Remember when the New England Patriots were lauded as a true team for taking the field as a group before winning the 2002 Super Bowl? The Boston Celtics did them one better.

The Celtics play in a league infamous for its individuality and selfishness. Boston's three stars entered last season with NBA incomes totaling a preposterous $368 million. They had appeared in 22 All-Star games and won all kinds of cosmetic Player of the Month awards. But neither Kevin Garnett nor Paul Pierce nor Ray Allen had ever led any of his teams so far as an NBA Finals. They were, prior to last season, endemic of the hollow stardom indulged by their league.

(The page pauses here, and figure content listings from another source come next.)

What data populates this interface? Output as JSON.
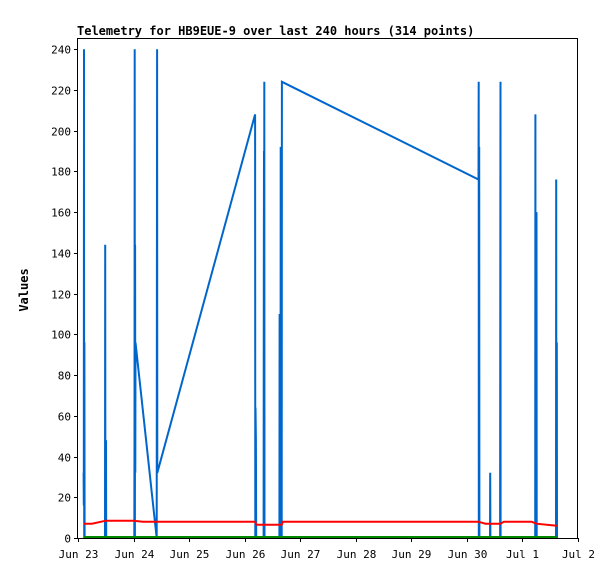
{
  "chart_data": {
    "type": "line",
    "title": "Telemetry for HB9EUE-9 over last 240 hours (314 points)",
    "xlabel": "",
    "ylabel": "Values",
    "ylim": [
      0,
      245
    ],
    "yticks": [
      0,
      20,
      40,
      60,
      80,
      100,
      120,
      140,
      160,
      180,
      200,
      220,
      240
    ],
    "xlim": [
      "2024-06-23 00:00",
      "2024-07-02 00:00"
    ],
    "xticks": [
      {
        "t": "2024-06-23 00:00",
        "label": "Jun 23"
      },
      {
        "t": "2024-06-24 00:00",
        "label": "Jun 24"
      },
      {
        "t": "2024-06-25 00:00",
        "label": "Jun 25"
      },
      {
        "t": "2024-06-26 00:00",
        "label": "Jun 26"
      },
      {
        "t": "2024-06-27 00:00",
        "label": "Jun 27"
      },
      {
        "t": "2024-06-28 00:00",
        "label": "Jun 28"
      },
      {
        "t": "2024-06-29 00:00",
        "label": "Jun 29"
      },
      {
        "t": "2024-06-30 00:00",
        "label": "Jun 30"
      },
      {
        "t": "2024-07-01 00:00",
        "label": "Jul 1"
      },
      {
        "t": "2024-07-02 00:00",
        "label": "Jul 2"
      }
    ],
    "grid": false,
    "series": [
      {
        "color": "#0066cc",
        "points": [
          [
            "2024-06-23 02:24",
            32
          ],
          [
            "2024-06-23 02:30",
            16
          ],
          [
            "2024-06-23 02:36",
            240
          ],
          [
            "2024-06-23 02:40",
            0
          ],
          [
            "2024-06-23 02:45",
            96
          ],
          [
            "2024-06-23 02:50",
            0
          ],
          [
            "2024-06-23 11:40",
            0
          ],
          [
            "2024-06-23 11:45",
            144
          ],
          [
            "2024-06-23 11:50",
            0
          ],
          [
            "2024-06-23 12:05",
            48
          ],
          [
            "2024-06-23 12:10",
            0
          ],
          [
            "2024-06-24 00:20",
            0
          ],
          [
            "2024-06-24 00:25",
            48
          ],
          [
            "2024-06-24 00:30",
            240
          ],
          [
            "2024-06-24 00:35",
            0
          ],
          [
            "2024-06-24 00:40",
            144
          ],
          [
            "2024-06-24 00:45",
            32
          ],
          [
            "2024-06-24 00:50",
            96
          ],
          [
            "2024-06-24 10:00",
            0
          ],
          [
            "2024-06-24 10:05",
            128
          ],
          [
            "2024-06-24 10:10",
            240
          ],
          [
            "2024-06-24 10:15",
            32
          ],
          [
            "2024-06-26 04:30",
            208
          ],
          [
            "2024-06-26 04:35",
            0
          ],
          [
            "2024-06-26 04:40",
            64
          ],
          [
            "2024-06-26 04:50",
            48
          ],
          [
            "2024-06-26 05:00",
            0
          ],
          [
            "2024-06-26 08:10",
            0
          ],
          [
            "2024-06-26 08:15",
            128
          ],
          [
            "2024-06-26 08:20",
            190
          ],
          [
            "2024-06-26 08:25",
            0
          ],
          [
            "2024-06-26 08:30",
            224
          ],
          [
            "2024-06-26 08:35",
            0
          ],
          [
            "2024-06-26 15:00",
            0
          ],
          [
            "2024-06-26 15:05",
            110
          ],
          [
            "2024-06-26 15:10",
            0
          ],
          [
            "2024-06-26 15:30",
            0
          ],
          [
            "2024-06-26 15:35",
            192
          ],
          [
            "2024-06-26 15:40",
            0
          ],
          [
            "2024-06-26 16:00",
            0
          ],
          [
            "2024-06-26 16:05",
            224
          ],
          [
            "2024-06-30 05:00",
            176
          ],
          [
            "2024-06-30 05:05",
            224
          ],
          [
            "2024-06-30 05:10",
            0
          ],
          [
            "2024-06-30 05:20",
            192
          ],
          [
            "2024-06-30 05:25",
            0
          ],
          [
            "2024-06-30 10:00",
            0
          ],
          [
            "2024-06-30 10:05",
            32
          ],
          [
            "2024-06-30 10:10",
            0
          ],
          [
            "2024-06-30 14:20",
            0
          ],
          [
            "2024-06-30 14:25",
            128
          ],
          [
            "2024-06-30 14:30",
            224
          ],
          [
            "2024-06-30 14:35",
            0
          ],
          [
            "2024-07-01 05:30",
            0
          ],
          [
            "2024-07-01 05:35",
            208
          ],
          [
            "2024-07-01 05:40",
            0
          ],
          [
            "2024-07-01 06:00",
            0
          ],
          [
            "2024-07-01 06:05",
            160
          ],
          [
            "2024-07-01 06:10",
            0
          ],
          [
            "2024-07-01 14:30",
            0
          ],
          [
            "2024-07-01 14:35",
            176
          ],
          [
            "2024-07-01 14:40",
            0
          ],
          [
            "2024-07-01 14:50",
            96
          ],
          [
            "2024-07-01 14:55",
            0
          ]
        ]
      },
      {
        "color": "#ff0000",
        "points": [
          [
            "2024-06-23 02:30",
            7
          ],
          [
            "2024-06-23 06:00",
            7
          ],
          [
            "2024-06-23 12:00",
            8.5
          ],
          [
            "2024-06-24 00:00",
            8.5
          ],
          [
            "2024-06-24 04:00",
            8
          ],
          [
            "2024-06-24 12:00",
            8
          ],
          [
            "2024-06-26 04:30",
            8
          ],
          [
            "2024-06-26 05:00",
            6.5
          ],
          [
            "2024-06-26 16:00",
            6.5
          ],
          [
            "2024-06-26 16:30",
            8
          ],
          [
            "2024-06-30 00:00",
            8
          ],
          [
            "2024-06-30 05:00",
            8
          ],
          [
            "2024-06-30 08:00",
            7
          ],
          [
            "2024-06-30 14:30",
            7
          ],
          [
            "2024-06-30 16:00",
            8
          ],
          [
            "2024-07-01 04:00",
            8
          ],
          [
            "2024-07-01 06:00",
            7
          ],
          [
            "2024-07-01 14:50",
            6
          ]
        ]
      },
      {
        "color": "#008800",
        "points": [
          [
            "2024-06-23 02:30",
            0.5
          ],
          [
            "2024-07-01 14:50",
            0.5
          ]
        ]
      }
    ]
  }
}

The 2007-08 Celtics are my Sportsmen of the Year because they embraced the least respected and most valuable quality of NBA millionaires: humility. Each sought to play not for himself but for the team. This has become such an empty cliché in pro sports that it needs repeating -- Garnett, Pierce and Allen each pursued an agenda that reduced their individual stats on the faith that it would help the team. The scoring numbers of each star plummeted with no guarantee that they would win. They had no reason to believe that their selflessness would pay off, because none of them had ever been part of anything greater than himself.

"I had a group of guys that were very willing to be coached and weren't stuck on who they were," said coach Doc Rivers, who had never won so much as a playoff series before last season. "I hear guys say they want to win it, but I think what they're really saying is, 'I want to win it as long as I can keep doing what I do.' I had three stars who said they wanted to win and they would change to do it. I don't think you get that a lot."

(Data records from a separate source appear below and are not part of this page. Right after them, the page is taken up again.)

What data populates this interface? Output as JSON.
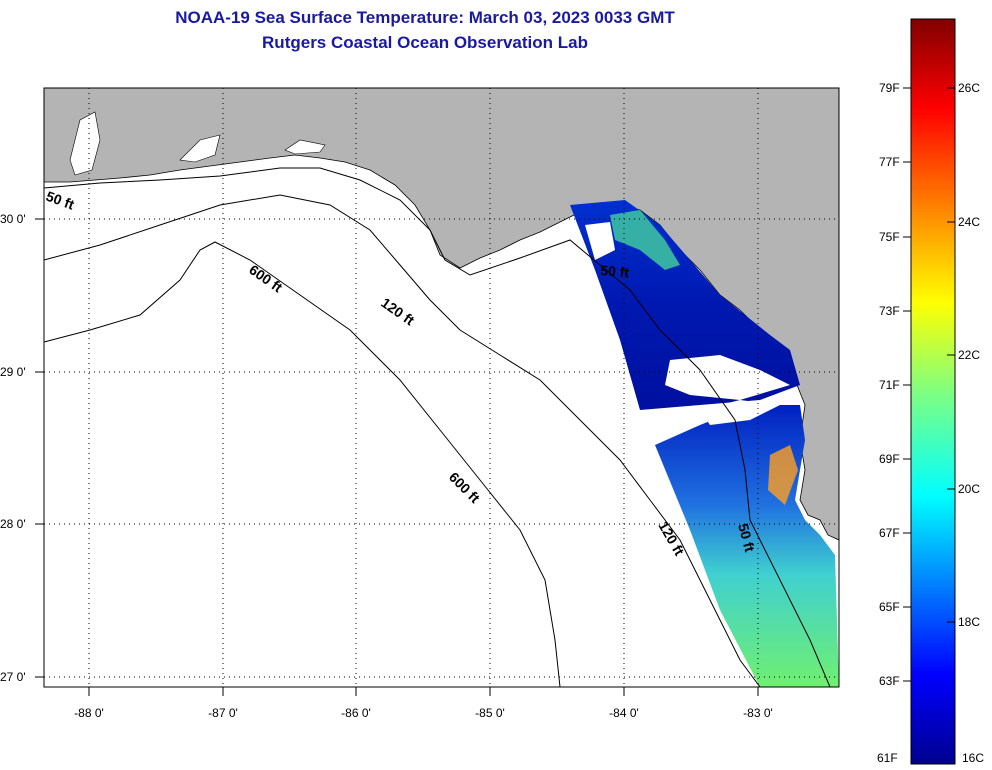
{
  "title": {
    "line1": "NOAA-19 Sea Surface Temperature:  March 03, 2023 0033 GMT",
    "line2": "Rutgers Coastal Ocean Observation Lab"
  },
  "axes": {
    "x_ticks": [
      "-88 0'",
      "-87 0'",
      "-86 0'",
      "-85 0'",
      "-84 0'",
      "-83 0'"
    ],
    "y_ticks": [
      "30 0'",
      "29 0'",
      "28 0'",
      "27 0'"
    ],
    "x_range": [
      -88.33,
      -82.46
    ],
    "y_range": [
      26.93,
      30.86
    ],
    "grid": "dotted"
  },
  "contours": {
    "labels": [
      "50 ft",
      "600 ft",
      "120 ft",
      "600 ft",
      "120 ft",
      "50 ft",
      "50 ft"
    ]
  },
  "colorbar": {
    "fahrenheit_ticks": [
      "79F",
      "77F",
      "75F",
      "73F",
      "71F",
      "69F",
      "67F",
      "65F",
      "63F",
      "61F"
    ],
    "celsius_ticks": [
      "26C",
      "24C",
      "22C",
      "20C",
      "18C",
      "16C"
    ],
    "min_label_f": "61F",
    "min_label_c": "16C",
    "colors": [
      "#00008f",
      "#0000ff",
      "#0080ff",
      "#00ffff",
      "#80ff80",
      "#ffff00",
      "#ff8000",
      "#ff0000",
      "#800000"
    ]
  },
  "colors": {
    "land": "#b4b4b4",
    "ocean": "#ffffff",
    "title": "#1a1aa0"
  }
}
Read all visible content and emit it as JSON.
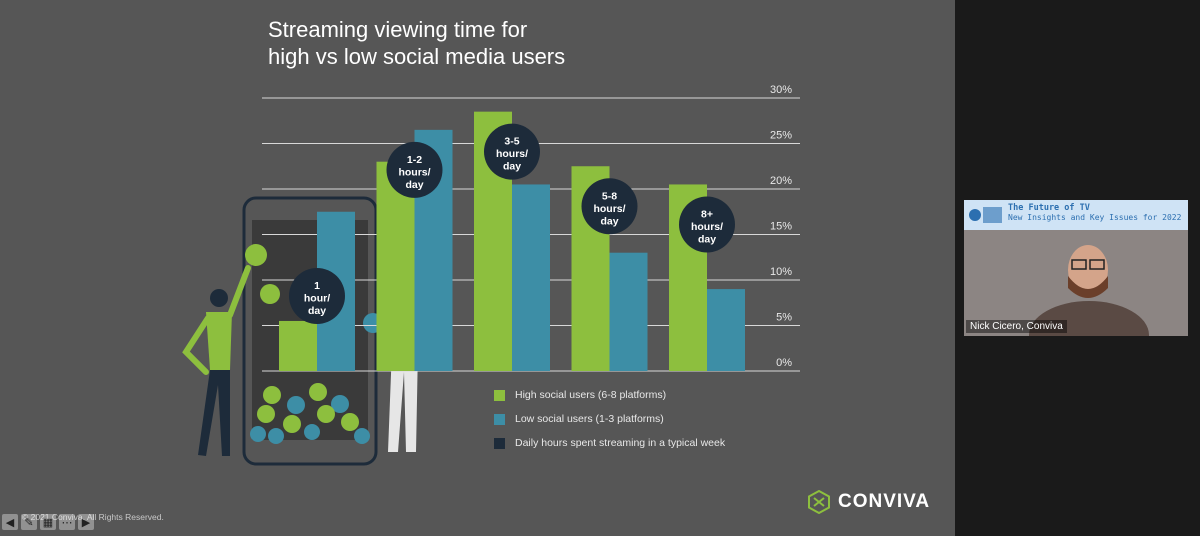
{
  "slide": {
    "title_line1": "Streaming viewing time for",
    "title_line2": "high vs low social media users",
    "copyright": "© 2021 Conviva. All Rights Reserved.",
    "brand": "CONVIVA"
  },
  "chart_data": {
    "type": "bar",
    "title": "Streaming viewing time for high vs low social media users",
    "categories": [
      "1 hour/ day",
      "1-2 hours/ day",
      "3-5 hours/ day",
      "5-8 hours/ day",
      "8+ hours/ day"
    ],
    "category_lines": [
      [
        "1",
        "hour/",
        "day"
      ],
      [
        "1-2",
        "hours/",
        "day"
      ],
      [
        "3-5",
        "hours/",
        "day"
      ],
      [
        "5-8",
        "hours/",
        "day"
      ],
      [
        "8+",
        "hours/",
        "day"
      ]
    ],
    "series": [
      {
        "name": "High social users (6-8 platforms)",
        "color": "#8dbf3e",
        "values": [
          5.5,
          23,
          28.5,
          22.5,
          20.5
        ]
      },
      {
        "name": "Low social users (1-3 platforms)",
        "color": "#3d8ea6",
        "values": [
          17.5,
          26.5,
          20.5,
          13,
          9
        ]
      }
    ],
    "ylim": [
      0,
      30
    ],
    "yticks": [
      "0%",
      "5%",
      "10%",
      "15%",
      "20%",
      "25%",
      "30%"
    ],
    "grid": true,
    "legend_extra": {
      "name": "Daily hours spent streaming in a typical week",
      "color": "#1d2b3a"
    }
  },
  "toolbar": {
    "icons": [
      "back-arrow-icon",
      "pen-icon",
      "grid-icon",
      "more-icon",
      "forward-arrow-icon"
    ],
    "glyphs": [
      "◀",
      "✎",
      "▦",
      "⋯",
      "▶"
    ]
  },
  "webcam": {
    "banner_title": "The Future of TV",
    "banner_subtitle": "New Insights and Key Issues for 2022",
    "speaker_name": "Nick Cicero, Conviva"
  },
  "colors": {
    "slide_bg": "#565656",
    "frame_bg": "#1a1a1a",
    "green": "#8dbf3e",
    "blue": "#3d8ea6",
    "navy": "#1d2b3a"
  }
}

The Celtics broke ceilings in becoming the first team in 59 years to win the NBA championship with an overhauled roster featuring two newcomers among its top three scorers. In a league that demands its champions to steadily climb the ladder while learning how to win as a team, the Celtics' instant commitment to each other was unprecedented.

The change in values was profound. Garnett, a former league MVP, showed leadership that seemed beyond him during his years in Minnesota. Allen subverted to the No. 3 role in the offense while he and Pierce became committed defenders for the first time in their lives. That they all did so while becoming the NBA's first trio on the north side of 30 to lead a champion in scoring goes to show that it's never too late to see the light, and that teamwork is not a lost ideal, not even in a sport as self-absorbed as pro basketball.

The Celtics were old men who found new strength in one another. It was like watching the movie Rudy through a reversed lens: This time the most talented stars -- rather than the benchwarmers -- turned into the overachievers.